Август вынул из кармана сложенный вчетверо листок веленевой бумаги.
— Но будь снисходителен к моему… моему… pour mon pauvre enfant[330],— с мольбой во взгляде и голосе проговорил он, протягивая письмо брату.
— Pardonnez-moi, — сказал Святослав, — чтение утомляет меня… Будь так добр, прочти вслух.
Август снова покраснел и беспокойно заерзал в кресле. Перспектива читать вслух письмо сына, как видно, ему не улыбалась, и развертывал он его очень медленно, словно желая оттянуть неприятный момент.

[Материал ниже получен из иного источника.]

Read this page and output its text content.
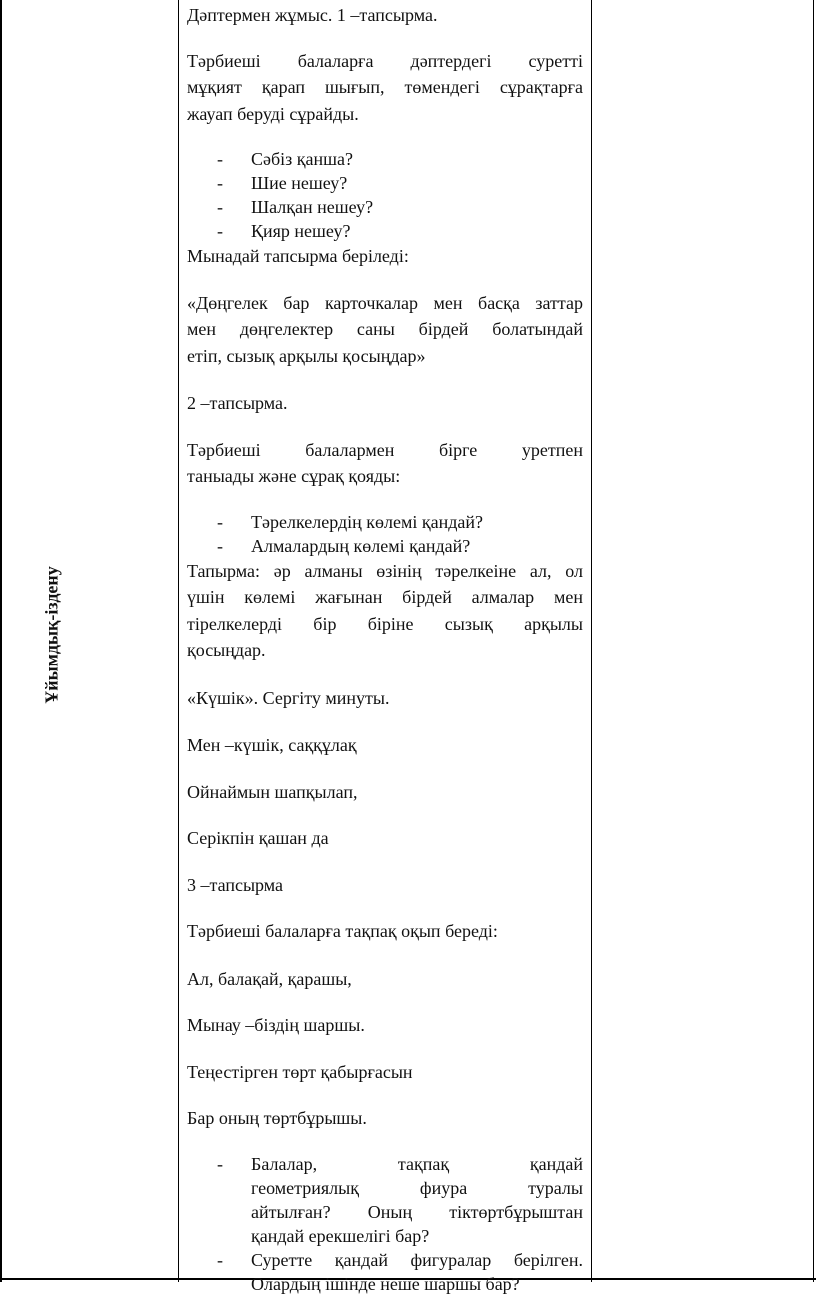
Ұйымдық-іздену

Дәптермен жұмыс. 1 –тапсырма.

Тәрбиеші балаларға дәптердегі суретті

мұқият қарап шығып, төмендегі сұрақтарға

жауап беруді сұрайды.

- Сәбіз қанша?
- Шие нешеу?
- Шалқан нешеу?
- Қияр нешеу?

Мынадай тапсырма беріледі:

«Дөңгелек бар карточкалар мен басқа заттар

мен дөңгелектер саны бірдей болатындай

етіп, сызық арқылы қосыңдар»

2 –тапсырма.

Тәрбиеші балалармен бірге уретпен

таныады және сұрақ қояды:

- Тәрелкелердің көлемі қандай?
- Алмалардың көлемі қандай?

Тапырма: әр алманы өзінің тәрелкеіне ал, ол

үшін көлемі жағынан бірдей алмалар мен

тірелкелерді бір біріне сызық арқылы

қосыңдар.

«Күшік». Сергіту минуты.

Мен –күшік, саққұлақ

Ойнаймын шапқылап,

Серікпін қашан да

3 –тапсырма

Тәрбиеші балаларға тақпақ оқып береді:

Ал, балақай, қарашы,

Мынау –біздің шаршы.

Теңестірген төрт қабырғасын

Бар оның төртбұрышы.

- Балалар, тақпақ қандай

геометриялық фиура туралы

айтылған? Оның тіктөртбұрыштан

қандай ерекшелігі бар?

- Суретте қандай фигуралар берілген.

Олардың ішінде неше шаршы бар?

Старший брат с ледяным спокойствием наблюдал за растерянным лицом младшего, и тонкие, бескровные губы его кривила едва приметная насмешливая улыбка.
— Слушаю тебя, Август.
Выхода не было, и граф Август, заикаясь, начал:
— «Cher papa! Ты не представляешь, что за чудо — Флоренция! Я здесь впервые… Но ты, наверно, недоумеваешь, почему я здесь, а не в Лондоне? Конечно, я мог бы соврать: дескать, болен, у меня чахотка, мне необходим южный климат и смертельно вредна туманная Англия с ее самыми лучшими и точными в мире машинами, самыми большеногими и чудовищно причесанными женщинами. Воля твоя, cher papa, но английские красавицы решительно не в моем вкусе. Фигуры у них до странности похожи на флейту, волосы какого-то неопределенно-пепельного цвета, а локоны змеятся, как пиявки. Тебе ли не знать, cher papa, чего стоит мясо без острой приправы, пунш без доброго рома, конь без крепких ног, штос без азартного партнера и страна без хорошеньких женщин. Но вернемся к моему неожиданному посещению Флоренции. Я, слава богу, ничем не болен, если не считать болезнью временное, надеюсь, истощение моего кошелька. По пути в Лондон задержался я в Хомбурге и столкнулся там за игрой в trente et quarante [331] с Ясем Рондондонским. Мы познакомились поближе, подружились, а так как он держал путь в Италию, я и отправился вместе с ним. Зачем отказывать себе в удовольствии поехать в Италию в обществе доброго товарища? Уже вижу, cher papa, твою брезгливую гримасу: «Рондондонский, mais c’est de la roture! С est un homme de rien!»[332] Может быть, но уж такая у меня натура! Предки да гербы меня мало интересуют, главное, чтобы был славный и веселый малый. Pardonnez-moi, cher papa, но я в конце концов пришел к выводу, что у всякого человека обязательно есть предки с отцовской и материнской стороны. N’est-ce pas? Ну, хватит об этом, а то еще ты, чего доброго, рассердишься, хотя меня и это не очень пугает: ты ведь не умеешь долго сердиться. Un tout petit baiser, cher papa, et revenons à nos moutons [333].